'Qaeda' Tape Urges Iraqi Attacks
The latest purported audiotape from al Qaeda urges Muslims to fight American troops in Iraq, as U.S. commanders worried that suspected attacks over the weekend signaled a new front in insurgents' campaign.
The supposed al Qaeda tape was obtained by the al-Arabiya televisition station. It featured the voice of a man claiming to be the terror groups' spokesman in Afghanistan, Abu Abdel Rahman al-Najdi.
"Mujahedeen in Iraq the entire world watched the fall of the Iraqi regime. Today it is watching your resistance to the Americans, the British and their agents," he said, according to a translation by Agence France- Presse. It then call on Iraqis to "pursue their resistance" and follow the example of al Qaeda in Afghanistan, where the tape claimed 1,200 U.S. and allied troops were killed.

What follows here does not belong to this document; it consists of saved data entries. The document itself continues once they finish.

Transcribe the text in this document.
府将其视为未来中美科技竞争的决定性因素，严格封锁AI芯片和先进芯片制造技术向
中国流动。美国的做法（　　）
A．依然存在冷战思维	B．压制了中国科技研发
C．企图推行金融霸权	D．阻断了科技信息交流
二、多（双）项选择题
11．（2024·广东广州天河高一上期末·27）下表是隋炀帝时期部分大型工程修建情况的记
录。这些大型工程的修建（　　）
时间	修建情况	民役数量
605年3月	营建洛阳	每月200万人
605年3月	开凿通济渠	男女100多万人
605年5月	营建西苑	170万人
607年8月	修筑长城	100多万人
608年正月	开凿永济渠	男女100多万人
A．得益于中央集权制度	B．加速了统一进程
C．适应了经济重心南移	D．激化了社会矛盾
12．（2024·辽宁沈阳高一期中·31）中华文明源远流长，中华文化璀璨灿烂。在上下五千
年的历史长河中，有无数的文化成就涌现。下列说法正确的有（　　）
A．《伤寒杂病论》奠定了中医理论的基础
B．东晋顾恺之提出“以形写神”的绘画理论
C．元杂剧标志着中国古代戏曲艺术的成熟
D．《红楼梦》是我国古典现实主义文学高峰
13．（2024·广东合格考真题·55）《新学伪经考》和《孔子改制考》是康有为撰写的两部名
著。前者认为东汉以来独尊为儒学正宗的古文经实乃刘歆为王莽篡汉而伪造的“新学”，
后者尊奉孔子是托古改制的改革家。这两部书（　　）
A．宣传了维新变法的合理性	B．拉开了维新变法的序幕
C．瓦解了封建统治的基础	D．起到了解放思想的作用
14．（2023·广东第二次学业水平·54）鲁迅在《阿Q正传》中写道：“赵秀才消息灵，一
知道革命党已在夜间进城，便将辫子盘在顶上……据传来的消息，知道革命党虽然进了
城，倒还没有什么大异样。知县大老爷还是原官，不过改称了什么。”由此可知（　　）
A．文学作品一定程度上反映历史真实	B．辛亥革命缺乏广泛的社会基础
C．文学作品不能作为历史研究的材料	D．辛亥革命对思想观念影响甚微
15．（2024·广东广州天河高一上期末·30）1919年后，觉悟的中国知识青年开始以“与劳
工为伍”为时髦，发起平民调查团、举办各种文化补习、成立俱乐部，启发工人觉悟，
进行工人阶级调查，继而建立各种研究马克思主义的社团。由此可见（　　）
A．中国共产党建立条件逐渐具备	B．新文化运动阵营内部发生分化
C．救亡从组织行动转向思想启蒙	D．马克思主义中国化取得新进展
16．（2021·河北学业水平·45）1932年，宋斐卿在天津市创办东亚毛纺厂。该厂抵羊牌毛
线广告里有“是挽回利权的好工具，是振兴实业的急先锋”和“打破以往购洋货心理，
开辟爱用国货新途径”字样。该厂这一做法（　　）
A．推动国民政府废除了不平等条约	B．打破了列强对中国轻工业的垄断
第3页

The tape also claims that Taliban leader Mullah Omar and al Qaeda leader Osama bin Laden are alive and well, AFP reports.
Late Monday, Central Command announced that a First Armored Division soldier was killed by an explosive device. The incident took place in the Karadah District. The soldier was medically evacuated to a combat hospital, where he was pronounced dead. The soldier's name is being withheld pending notification of his next of kin. As of Sunday, 268 U.S. soldiers have died since the beginning of military operations in Iraq
The tape comes at a time when U.S. troops are dealing with increased sabotage of their attempts to normalize Iraq, reports CBS News Correspondent Randall Pinkston.
Attacks over the weekend on a water pipeline and prison in Iraq, and two suspicious fires at oil pipelines, raised concerns that Iraqi insurgents are now moving to hit Iraqi civilians and infrastructure.
In other developments:
Mazen Dana, 43, was shot and killed by U.S. soldiers Sunday while videotaping near a U.S.-run prison on the outskirts of Baghdad. The U.S. Army said its soldiers mistook his camera for a rocket-propelled grenade launcher.
Press advocacy groups Reporters Without Borders and the U.S.-based Committee to Protect Journalists demanded a full investigation into the shooting.
A U.S. military official said on condition of anonymity that American soldiers saw Dana from a distance and mistook him for an Iraqi guerrilla, so they opened fire. When the soldiers came closer, they realized Dana was a journalist, the official said.
"This is clearly another tragic incident, it is extremely regrettable," Central Command spokesman Sgt. Maj. Lewis Matson said.
In the attack Dana was covering, U.S. military spokesman Spc. Anthony Reinoso said Sunday that someone fired two mortar rounds at the prison, killing six Iraqis and wounding 58. He didn't know whether the casualties were guards or prisoners, or who was responsible.
The motivation was unclear. The Abu Ghraib prison, where Saddam's regime executed political prisoners and others, is being used by Iraq's U.S. occupiers to house high-security criminals. U.S. troops at and near the prison have been attacked in past months.
Sunday's explosion in northern Baghdad blew a hole in a 5-foot-diameter water main, flooding streets. People waded through chest-high water in some areas. Witnesses said two men on a motorbike left a bag of explosives and detonated it minutes later.
A suspicious fire continued to rage on Iraq's main northern oil export pipeline into Turkey, the U.S. Army said. Accounts varied over whether the blaze was accidental or an act of sabotage. It would take at least 10 days to repair the damaged pipeline, 4th Infantry Division spokeswoman Maj. Jocelyn Aberle said.
The email uncovered by the British inquiry was from Jonathan Powell, Blair's chief of staff, to intelligence committee head John Scarlett.
"In other words it shows he has the means but it does not demonstrate he has the motive to attack his neighbors let alone the west," the email read.
"We will need to make it clear in launching the document that we do not claim that we have evidence that he is an imminent threat," the email continued. "The case we are making is that he has continued to develop WMD since 1998, and is in breach of U.N. resolutions."
The dossier ultimately warned of a "serious and current threat".